# Custom floating point formats in machine learning 

It seems like every few weeks someone is announcing a new floating point format. This (hopefully evolving) blog post is to help me keep track of them.

First a quick recap of how floating point works.

## How floating point works

The standard layout for floating point is:
1. A sign bit
2. Some exponent bits
3. Some significand bits

Each floating point format defines a **base** and a **precision** such that: 

$$
n = \text{sign} \times \text{significand} \times \text{base}^{\text{exponent}}
$$

Where precision specifies the number of significant figures in the significand.

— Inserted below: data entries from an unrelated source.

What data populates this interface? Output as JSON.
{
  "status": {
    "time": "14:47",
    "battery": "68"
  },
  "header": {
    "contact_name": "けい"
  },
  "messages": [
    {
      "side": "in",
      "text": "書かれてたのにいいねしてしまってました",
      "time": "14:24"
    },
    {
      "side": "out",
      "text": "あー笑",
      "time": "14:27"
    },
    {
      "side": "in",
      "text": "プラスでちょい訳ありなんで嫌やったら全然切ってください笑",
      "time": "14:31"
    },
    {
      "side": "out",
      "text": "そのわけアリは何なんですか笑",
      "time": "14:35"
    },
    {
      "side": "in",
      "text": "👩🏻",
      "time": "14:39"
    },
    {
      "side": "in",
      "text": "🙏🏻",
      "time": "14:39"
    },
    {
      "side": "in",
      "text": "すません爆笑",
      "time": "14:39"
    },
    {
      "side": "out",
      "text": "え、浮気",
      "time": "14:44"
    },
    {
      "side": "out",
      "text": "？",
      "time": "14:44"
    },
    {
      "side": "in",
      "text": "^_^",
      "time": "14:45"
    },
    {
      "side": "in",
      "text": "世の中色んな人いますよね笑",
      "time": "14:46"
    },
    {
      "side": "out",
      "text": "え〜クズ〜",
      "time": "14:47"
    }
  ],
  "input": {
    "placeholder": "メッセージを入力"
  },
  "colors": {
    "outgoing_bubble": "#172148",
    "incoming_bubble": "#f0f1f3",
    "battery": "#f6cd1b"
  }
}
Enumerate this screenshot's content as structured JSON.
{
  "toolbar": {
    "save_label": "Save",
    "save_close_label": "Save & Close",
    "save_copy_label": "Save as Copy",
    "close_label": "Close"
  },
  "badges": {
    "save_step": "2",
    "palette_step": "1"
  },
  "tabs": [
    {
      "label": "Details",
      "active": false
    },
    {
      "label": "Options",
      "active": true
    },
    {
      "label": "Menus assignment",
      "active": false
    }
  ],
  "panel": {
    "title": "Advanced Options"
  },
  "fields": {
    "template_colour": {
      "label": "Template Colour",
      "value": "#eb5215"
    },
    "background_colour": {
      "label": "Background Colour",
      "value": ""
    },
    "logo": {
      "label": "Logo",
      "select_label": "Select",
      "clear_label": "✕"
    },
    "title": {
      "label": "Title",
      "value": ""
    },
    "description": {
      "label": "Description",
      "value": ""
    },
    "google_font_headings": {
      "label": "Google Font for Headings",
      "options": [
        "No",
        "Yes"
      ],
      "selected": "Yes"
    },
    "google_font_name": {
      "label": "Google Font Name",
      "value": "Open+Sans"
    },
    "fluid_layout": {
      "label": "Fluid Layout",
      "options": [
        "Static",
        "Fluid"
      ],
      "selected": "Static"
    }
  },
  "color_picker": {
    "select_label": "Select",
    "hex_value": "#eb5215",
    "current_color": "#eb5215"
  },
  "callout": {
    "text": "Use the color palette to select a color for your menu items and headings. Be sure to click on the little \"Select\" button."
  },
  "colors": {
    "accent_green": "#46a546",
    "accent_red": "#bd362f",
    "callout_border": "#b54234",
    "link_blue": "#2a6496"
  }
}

E.g. for precision 4, it has the form `d.ddd`, etc. 

If we are in base 10, with precision 2, the number 1 can be written:

$$
1 \times 1.00 \times 10^{-1}
$$

If you want more detail, I highly recommend [this visual explanation](https://fabiensanglard.net/floating_point_visually_explained/).

The core thing to understand is that we want to trade-off **range** (number of exponent bits) for **precision** (number of significand bits). 

If we assume most of deep learning happens in the range 0-1, that would mean we probably only ever touch one exponent bit maximum and could dedicate the rest to higher precision (we'll check this assumption later). There is a cost to this though; the physical size of a hardware multiplier scales with the _square_ of the significand width [1].

### FP16

![](figs/fp16.pdf)
- 1 sign bit
- 5 exponent bits
- 10 significand bits

Range: 1e^-38 to 3e^38
Precision at X:

### FP32

- 1 sign bit
- 8 exponent bits
- 23 significand bits

Range: 5.96e^(-8) to 65504
Precision at X:

### [BrainFloat16](https://cloud.google.com/blog/products/ai-machine-learning/bfloat16-the-secret-to-high-performance-on-cloud-tpus)

![](figs/BrainFloat16.pdf)
- 1 sign bit
- 8 exponent bits
- 7 significand bits

Range: 1e-38 to 3e^(38)
Precision at X:

> The physical size of a hardware multiplier scales with the _square_ of the mantissa width.
> neural networks are far more sensitive to the size of the exponent than that of the mantissa

### [Nvidia TensorFloat32](https://blogs.nvidia.com/blog/2020/05/14/tensorfloat-32-precision-format/)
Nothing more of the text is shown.